Farm deal signals co-operation among VN firms
The latest co-operative agreement between farming and agricultural firm Hoang Anh Gia Lai (HAGL) and Truong Hai Auto Corporation (Thaco) has suggested that Vietnamese firms are willing to work together to improve their competitiveness as pressure from foreign businesses mounts.
The deal, signed on August 8, allows Thaco to buy convertible bonds worth VND3.8 trillion (US$163.1 million) issued by HAGL’s sub-unit HAGL Agrico, purchase VND4 trillion worth of 51 percent ownership of HAGL Myanmar Co Ltd, and help HAGL restructure its VND14 trillion worth of debts.

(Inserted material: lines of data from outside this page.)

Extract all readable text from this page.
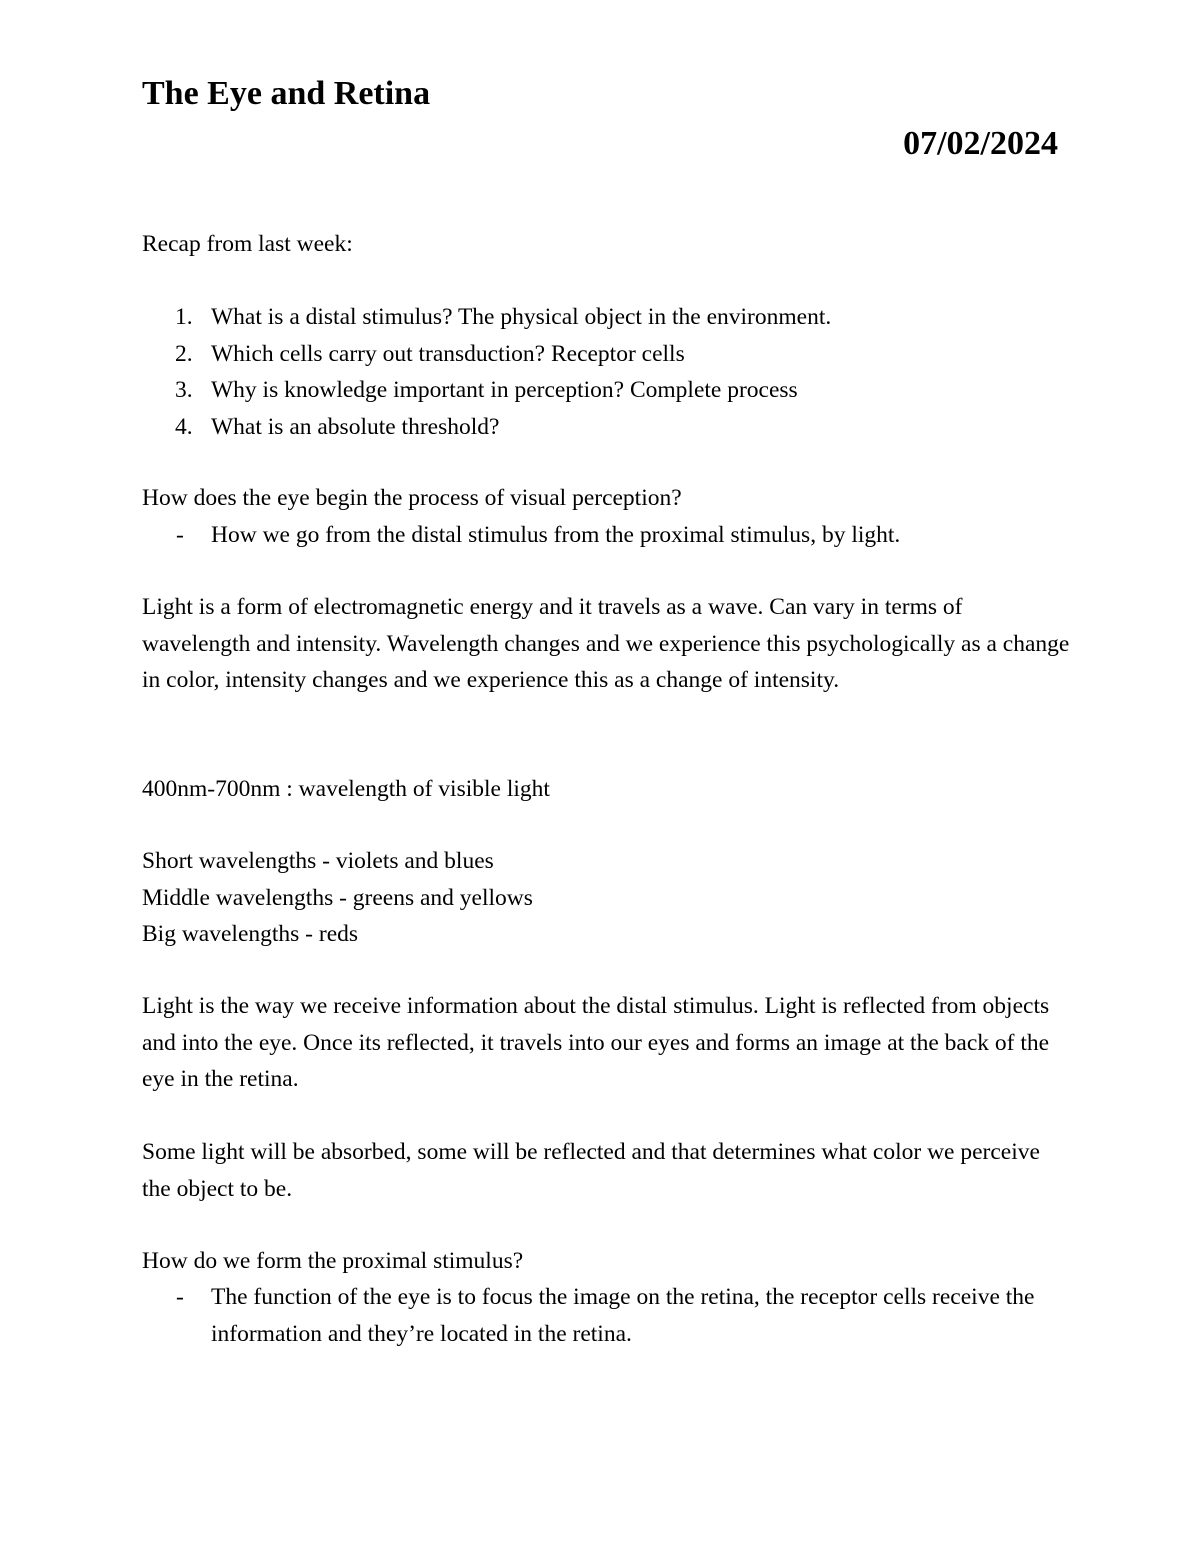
The Eye and Retina
07/02/2024

Recap from last week:

1. What is a distal stimulus? The physical object in the environment.
2. Which cells carry out transduction? Receptor cells
3. Why is knowledge important in perception? Complete process
4. What is an absolute threshold?

How does the eye begin the process of visual perception?

- How we go from the distal stimulus from the proximal stimulus, by light.

Light is a form of electromagnetic energy and it travels as a wave. Can vary in terms of wavelength and intensity. Wavelength changes and we experience this psychologically as a change in color, intensity changes and we experience this as a change of intensity.

400nm-700nm : wavelength of visible light

Short wavelengths - violets and blues

Middle wavelengths - greens and yellows

Big wavelengths - reds

Light is the way we receive information about the distal stimulus. Light is reflected from objects and into the eye. Once its reflected, it travels into our eyes and forms an image at the back of the eye in the retina.

Some light will be absorbed, some will be reflected and that determines what color we perceive the object to be.

How do we form the proximal stimulus?

- The function of the eye is to focus the image on the retina, the receptor cells receive the information and they’re located in the retina.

According to HAGL chairman Doan Nguyen Duc, Thaco’s total investment in HAGL’s sub-units and Myanmar projects is estimated at more than VND22 trillion.
The deal aims to assist HAGL resolve its problems with rubber farms in Vietnam, Laos and Cambodia, which have made the group unable to re-pay loans due to the sharp decline of rubber price.
The cost has fallen to around $1,300 per ton compared to $5,000 per ton when its farms were first developed.
Total loans of HAGL are estimated at VND23 trillion, leading to high annual interest rate for the company.
Despite efforts to switch its business focus to fruit and other products, the company has still encountered troubles, seeing its shares fall sharply from around VND40,000 per share in February 2011 to VND7,000 per share at the close of August 15.
Prime Minister Nguyen Xuan Phuc said at the signing ceremony of the HAGL-Thaco agreement that the deal is a good way to help large-cap companies boost their performances together, and make great contributions to the development of a high-tech agriculture sector.
“The deal also motivates Vietnamese companies to achieve a win-win situation, in which there will be not only big farms but also smart production, automated production chain and higher productivity,” the PM said.
Prior to HAGL-Thaco deal, the largest dairy producer Vietnam Dairy Products Joint Stock Company (Vinamilk) and the national flag carrier Vietnam Airlines on August 6 signed a five-year strategic deal that allows Vinamilk-made products to be consumed on Vietnam Airlines’ flights departing from Việt Nam.
The deal is expected to raise Vinamilk’s output consumption on flights by 10 percent per year and help promote the best Vietnamese brands to the world.
According to Vietnam Airlines general director Duong Tri Thanh, the deal will help improve the supply chain that connects Vietnamese brands to international markets.
Experts say those deals between domestic giant businesses must be spread wide among the business community to push them to co-operate given the rising pressure of foreign firms.
There should be new forms to connect local companies with each other to form allies such as co-operative, franchising and associating firms, they say.
According to Zulkifli Bin Baharudin, executive chairman of the logistics and supply chain company Indo-Trans Corporation, Vietnamese firms will remain weak if they try to go their own way to conquer other markets.
Therefore, Vietnamese firms should group together to be stronger and faster in order to participate in the global supply chain, he said.